总之关于他的描述几乎没有正面的,温铎之也在园林里见过他许多次。
齐耳的头发放在一种发辫里格外扎眼。
他似乎从不参与那些文人的辩论,也从不在意园林里哪朵花开又落,他的目光只会落在笔墨勾画的字句间,书本不离手,眉眼间都染着清浅的愁,和岭南恼人的雨季相得益彰。
偶然听到几个文人讨论他,温铎之才知他是个破落家族的少爷。
不好文学,不好字画,反而喜欢古器和机械,终日捧读的都是傅兰雅等人的格物学。
偶然间路过时,瞧见他书上画着士乃得步枪的分解图,温铎之多看了两眼,在离他不远处的地方坐下了。
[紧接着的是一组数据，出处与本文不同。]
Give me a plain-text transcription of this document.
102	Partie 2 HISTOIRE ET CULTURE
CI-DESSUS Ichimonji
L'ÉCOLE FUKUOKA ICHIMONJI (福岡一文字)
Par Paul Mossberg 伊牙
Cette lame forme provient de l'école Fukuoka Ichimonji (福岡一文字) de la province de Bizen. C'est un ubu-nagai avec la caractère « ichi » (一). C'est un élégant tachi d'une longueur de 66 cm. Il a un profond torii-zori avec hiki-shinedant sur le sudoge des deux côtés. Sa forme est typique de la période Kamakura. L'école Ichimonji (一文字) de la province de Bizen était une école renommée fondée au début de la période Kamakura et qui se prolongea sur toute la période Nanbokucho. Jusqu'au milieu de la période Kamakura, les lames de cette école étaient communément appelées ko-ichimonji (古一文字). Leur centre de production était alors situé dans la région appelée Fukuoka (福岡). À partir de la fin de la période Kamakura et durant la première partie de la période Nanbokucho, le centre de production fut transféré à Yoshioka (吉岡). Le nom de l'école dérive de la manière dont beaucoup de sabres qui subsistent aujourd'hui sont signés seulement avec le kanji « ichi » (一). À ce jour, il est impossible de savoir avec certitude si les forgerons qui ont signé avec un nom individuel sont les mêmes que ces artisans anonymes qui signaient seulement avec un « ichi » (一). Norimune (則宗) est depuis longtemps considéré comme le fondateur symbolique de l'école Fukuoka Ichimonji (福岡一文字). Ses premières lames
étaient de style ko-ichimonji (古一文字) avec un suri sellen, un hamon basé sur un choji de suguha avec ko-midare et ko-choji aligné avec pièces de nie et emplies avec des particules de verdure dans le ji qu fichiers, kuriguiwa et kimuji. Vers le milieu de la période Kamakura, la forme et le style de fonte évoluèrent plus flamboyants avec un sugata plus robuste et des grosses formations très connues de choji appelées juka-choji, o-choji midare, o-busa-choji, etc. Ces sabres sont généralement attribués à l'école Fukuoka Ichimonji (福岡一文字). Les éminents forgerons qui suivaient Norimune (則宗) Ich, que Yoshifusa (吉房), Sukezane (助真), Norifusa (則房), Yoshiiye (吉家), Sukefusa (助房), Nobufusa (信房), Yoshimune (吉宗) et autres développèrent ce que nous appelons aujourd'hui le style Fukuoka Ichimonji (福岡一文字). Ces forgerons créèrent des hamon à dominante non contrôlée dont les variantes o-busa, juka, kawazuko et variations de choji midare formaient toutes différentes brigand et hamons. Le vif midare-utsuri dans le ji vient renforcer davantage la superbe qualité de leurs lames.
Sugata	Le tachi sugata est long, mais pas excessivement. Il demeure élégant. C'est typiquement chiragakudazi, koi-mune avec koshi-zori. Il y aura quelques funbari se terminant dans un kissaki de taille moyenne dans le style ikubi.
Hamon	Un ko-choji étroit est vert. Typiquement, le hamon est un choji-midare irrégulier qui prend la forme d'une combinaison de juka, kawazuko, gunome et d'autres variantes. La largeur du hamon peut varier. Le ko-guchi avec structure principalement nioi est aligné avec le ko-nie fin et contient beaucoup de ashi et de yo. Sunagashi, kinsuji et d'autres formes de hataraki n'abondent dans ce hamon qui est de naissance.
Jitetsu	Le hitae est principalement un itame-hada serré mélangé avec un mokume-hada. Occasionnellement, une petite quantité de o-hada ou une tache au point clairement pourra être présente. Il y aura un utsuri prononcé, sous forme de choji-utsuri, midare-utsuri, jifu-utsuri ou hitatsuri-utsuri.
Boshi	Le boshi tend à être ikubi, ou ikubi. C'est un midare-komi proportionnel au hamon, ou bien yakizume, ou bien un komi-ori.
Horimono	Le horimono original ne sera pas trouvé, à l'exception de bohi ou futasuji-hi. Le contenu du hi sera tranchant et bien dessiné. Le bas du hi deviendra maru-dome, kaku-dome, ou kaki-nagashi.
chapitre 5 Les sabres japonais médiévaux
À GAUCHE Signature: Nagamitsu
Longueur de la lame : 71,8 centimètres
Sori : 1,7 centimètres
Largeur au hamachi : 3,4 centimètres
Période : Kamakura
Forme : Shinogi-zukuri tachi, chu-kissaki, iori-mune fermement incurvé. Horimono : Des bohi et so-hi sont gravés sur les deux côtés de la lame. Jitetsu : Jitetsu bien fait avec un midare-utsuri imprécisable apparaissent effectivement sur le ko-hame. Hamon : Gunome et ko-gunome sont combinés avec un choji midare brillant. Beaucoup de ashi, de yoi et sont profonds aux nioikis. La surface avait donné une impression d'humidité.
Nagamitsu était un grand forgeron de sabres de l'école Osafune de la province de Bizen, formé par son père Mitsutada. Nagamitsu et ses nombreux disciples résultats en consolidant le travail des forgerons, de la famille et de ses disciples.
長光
温铎之倒也没有别的事情做,就在长廊里坐着听那群文人们争论,有时是孔孟之道,有时是程朱理学,总之杂七杂八,文人们总有的聊。
时亦生几乎没抬过头,等到看完了一本书,他起身揉了揉酸痛的脖子,灰白长褂一水地兜在他身上,反倒像园林一角逐渐灰蒙的天。
没过多久,温铎之也觉得累了,起身拍拍衣角,回军营。
有时天气不好,时亦生便不会来园里,温铎之仍在原来的位置上坐下,继续看文人们吵架,嗯,这次吵得厉害了些,个个面红耳赤。
雨季才过时,园林里办了场宴会,不知哪家的老爷请了个戏班子来唱戏。
一曲唱罢时,时亦生姗姗来迟,坐在熟悉的位置,继续靠着柱子看书,这次的书厚了许多,他得用两只手握着书脊。